Egypt Jails 130 Christians, Including Children, Missionaries Say

Monday, December 27, 2010

CAIRO, EGYPT (Worthy News)-- Some 130 Christian worshipers, including children, remain imprisoned in Egypt, a month after some 2,000 security forces attacked their church under re-construction, killing several people, American and local missionaries told Worthy News.

U.S.-based Christian Aid Mission (CAM), a group active in Egypt, said "many" of those being held captive by police are women and children who had come to the church on November 24.

They were detained when police attacked the church construction site of St. Mary’s Church in Giza, a Cairo suburb near Egypt's pyramids, according to witnesses and rights investigators. "Over 20 people were blinded in one or both eyes, five were killed and scores were injured. Over 25 homes in the surrounding Christian neighborhood were burned to the ground" CAM said.

A presidential decree from the central government had been granted to allow the rebuilding of the church, but local officials and police "decided to destroy the new church building before it could be used for worship this Christmas," according to missionaries.

SOCIAL CENTER

Giza Governor Sayyed Abdel-Aziz told reporters however that the Christians "misused" a permit for a social center to build a church.

Church memvers said they had the right documents and would continue to build the three-floors domed structure despite apparent Muslim opposition.
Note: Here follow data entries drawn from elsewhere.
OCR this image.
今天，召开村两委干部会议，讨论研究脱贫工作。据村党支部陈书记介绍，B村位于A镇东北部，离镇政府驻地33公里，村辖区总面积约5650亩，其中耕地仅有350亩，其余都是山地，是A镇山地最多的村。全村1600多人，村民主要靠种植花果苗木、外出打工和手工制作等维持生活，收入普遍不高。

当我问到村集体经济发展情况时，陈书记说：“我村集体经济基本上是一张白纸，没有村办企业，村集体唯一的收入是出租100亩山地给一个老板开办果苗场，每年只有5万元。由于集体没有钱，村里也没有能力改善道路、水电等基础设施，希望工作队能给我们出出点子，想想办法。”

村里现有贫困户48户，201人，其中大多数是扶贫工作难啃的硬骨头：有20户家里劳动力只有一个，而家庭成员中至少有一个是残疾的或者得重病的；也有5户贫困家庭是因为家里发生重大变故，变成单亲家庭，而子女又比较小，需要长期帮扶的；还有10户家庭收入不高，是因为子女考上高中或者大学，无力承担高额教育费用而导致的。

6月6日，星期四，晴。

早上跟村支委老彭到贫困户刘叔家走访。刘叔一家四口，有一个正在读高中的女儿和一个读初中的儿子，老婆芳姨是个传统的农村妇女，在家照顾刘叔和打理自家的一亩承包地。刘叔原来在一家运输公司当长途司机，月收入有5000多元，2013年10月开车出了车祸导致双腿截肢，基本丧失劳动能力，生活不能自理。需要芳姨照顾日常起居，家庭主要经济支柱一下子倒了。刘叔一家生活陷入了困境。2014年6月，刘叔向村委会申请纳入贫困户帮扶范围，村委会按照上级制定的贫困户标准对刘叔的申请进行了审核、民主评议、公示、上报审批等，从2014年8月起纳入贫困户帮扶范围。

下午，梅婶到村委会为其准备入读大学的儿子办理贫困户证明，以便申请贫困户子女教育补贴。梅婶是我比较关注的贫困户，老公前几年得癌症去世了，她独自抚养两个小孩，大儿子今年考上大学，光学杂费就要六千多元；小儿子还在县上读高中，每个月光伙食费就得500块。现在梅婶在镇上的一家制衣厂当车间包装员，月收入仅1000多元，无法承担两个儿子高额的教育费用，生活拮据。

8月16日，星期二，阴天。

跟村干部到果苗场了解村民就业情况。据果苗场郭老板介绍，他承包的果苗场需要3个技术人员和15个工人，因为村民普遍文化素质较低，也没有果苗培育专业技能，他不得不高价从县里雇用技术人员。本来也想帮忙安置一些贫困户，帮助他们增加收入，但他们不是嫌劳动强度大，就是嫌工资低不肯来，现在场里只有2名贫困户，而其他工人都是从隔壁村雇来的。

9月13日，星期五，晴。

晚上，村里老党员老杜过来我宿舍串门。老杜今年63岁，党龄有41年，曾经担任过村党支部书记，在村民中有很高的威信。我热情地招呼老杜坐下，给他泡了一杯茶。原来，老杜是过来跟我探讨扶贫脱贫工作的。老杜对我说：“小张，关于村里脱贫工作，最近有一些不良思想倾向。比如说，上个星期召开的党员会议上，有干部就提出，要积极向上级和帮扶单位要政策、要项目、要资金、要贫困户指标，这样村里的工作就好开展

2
The Christians said police chanted Islamic war cries as they attacked the believers, most them Copts, and attempted to demolish the building.
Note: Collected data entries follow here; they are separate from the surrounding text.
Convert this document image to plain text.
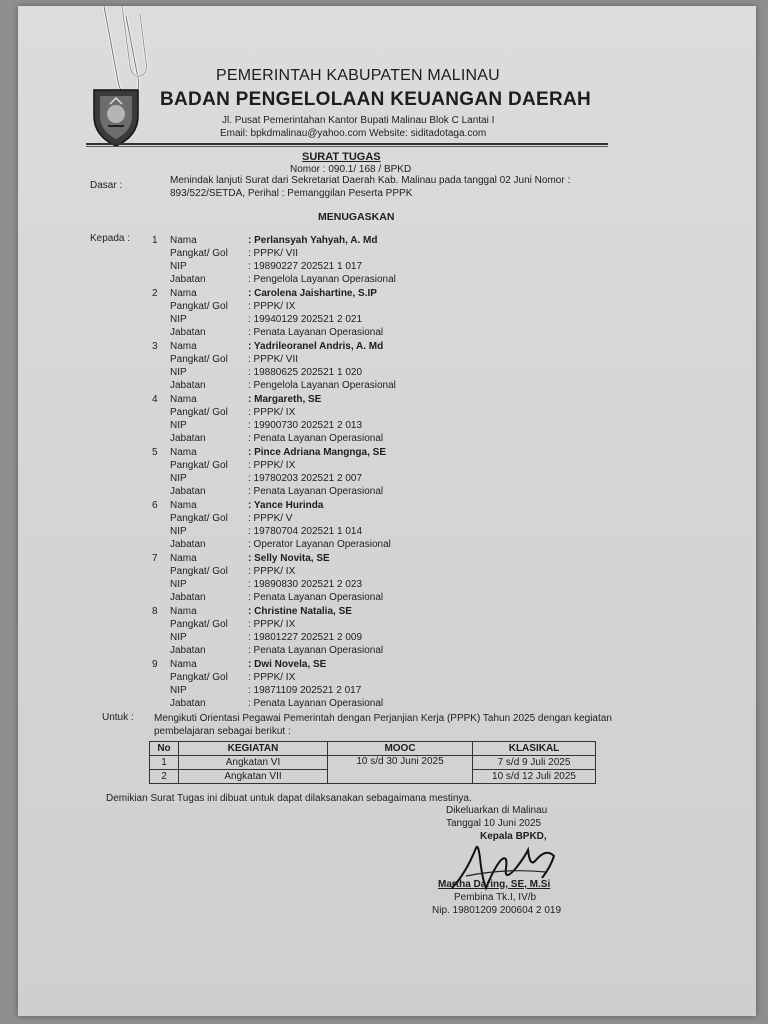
PEMERINTAH KABUPATEN MALINAU
BADAN PENGELOLAAN KEUANGAN DAERAH
Jl. Pusat Pemerintahan Kantor Bupati Malinau Blok C Lantai I
Email: bpkdmalinau@yahoo.com Website: siditadotaga.com
SURAT TUGAS
Nomor : 090.1/ 168 / BPKD
Dasar :	Menindak lanjuti Surat dari Sekretariat Daerah Kab. Malinau pada tanggal 02 Juni Nomor : 893/522/SETDA, Perihal : Pemanggilan Peserta PPPK
MENUGASKAN
Kepada :
Untuk : Mengikuti Orientasi Pegawai Pemerintah dengan Perjanjian Kerja (PPPK) Tahun 2025 dengan kegiatan pembelajaran sebagai berikut :
No	KEGIATAN	MOOC	KLASIKAL
1	Angkatan VI	10 s/d 30 Juni 2025	7 s/d 9 Juli 2025
2	Angkatan VII		10 s/d 12 Juli 2025
Demikian Surat Tugas ini dibuat untuk dapat dilaksanakan sebagaimana mestinya.
Dikeluarkan di Malinau
Tanggal 10 Juni 2025
Kepala BPKD,
Martha Daring, SE, M.Si
Pembina Tk.I, IV/b
Nip. 19801209 200604 2 019
1 Nama	: Perlansyah Yahyah, A. Md
Pangkat/ Gol : PPPK/ VII
NIP	: 19890227 202521 1 017
Jabatan	: Pengelola Layanan Operasional
2 Nama	: Carolena Jaishartine, S.IP
Pangkat/ Gol : PPPK/ IX
NIP	: 19940129 202521 2 021
Jabatan	: Penata Layanan Operasional
3 Nama	: Yadrileoranel Andris, A. Md
Pangkat/ Gol : PPPK/ VII
NIP	: 19880625 202521 1 020
Jabatan	: Pengelola Layanan Operasional
4 Nama	: Margareth, SE
Pangkat/ Gol : PPPK/ IX
NIP	: 19900730 202521 2 013
Jabatan	: Penata Layanan Operasional
5 Nama	: Pince Adriana Mangnga, SE
Pangkat/ Gol : PPPK/ IX
NIP	: 19780203 202521 2 007
Jabatan	: Penata Layanan Operasional
6 Nama	: Yance Hurinda
Pangkat/ Gol : PPPK/ V
NIP	: 19780704 202521 1 014
Jabatan	: Operator Layanan Operasional
7 Nama	: Selly Novita, SE
Pangkat/ Gol : PPPK/ IX
NIP	: 19890830 202521 2 023
Jabatan	: Penata Layanan Operasional
8 Nama	: Christine Natalia, SE
Pangkat/ Gol : PPPK/ IX
NIP	: 19801227 202521 2 009
Jabatan	: Penata Layanan Operasional
9 Nama	: Dwi Novela, SE
Pangkat/ Gol : PPPK/ IX
NIP	: 19871109 202521 2 017
Jabatan	: Penata Layanan Operasional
CAM's Africa Director Rae Burnett said her group is collecting emergency relief funds for Christmas, which is not celebrated in Egypt until January 7. "The most important aid we can send is financial. Because injured believers are being required to cover their own medical bills at government hospitals and pay for rebuilding their homes and businesses destroyed during the anti-Christian rioting," Burnett told Worthy News.

"Those who have lost family members have the additional expense of burying their dead," the official stressed. Burnett said Christian leaders were asking for the emergency aid to help suffering family members who survived the police attacks. "We appreciate your love and concern for your brothers and sisters here in Egypt," added one leader who is distributing emergency humanitarian relief from CAM, speaking on condition of anonymity.

CHRISTIAN ACTIVITIES

Despite the reported difficulties, Egyptian Christians and missionaries said they would continue Christian activities, including evangelical "outreaches" planned for January and at the Cairo International Book Fair, when leaders from the Arab world are expected to gather in Egypt.

CAM said it had received "Christmas Prayer Requests" from Egyptian believers asking Christians around the world to intercede in their Christmas services and personal prayers that the Lord "would have mercy on them in the current situations and rescue them from the hostility of the police."

They also prayed for "healing relations between the believers and their non-Christian neighbors who oppose the church reconstruction."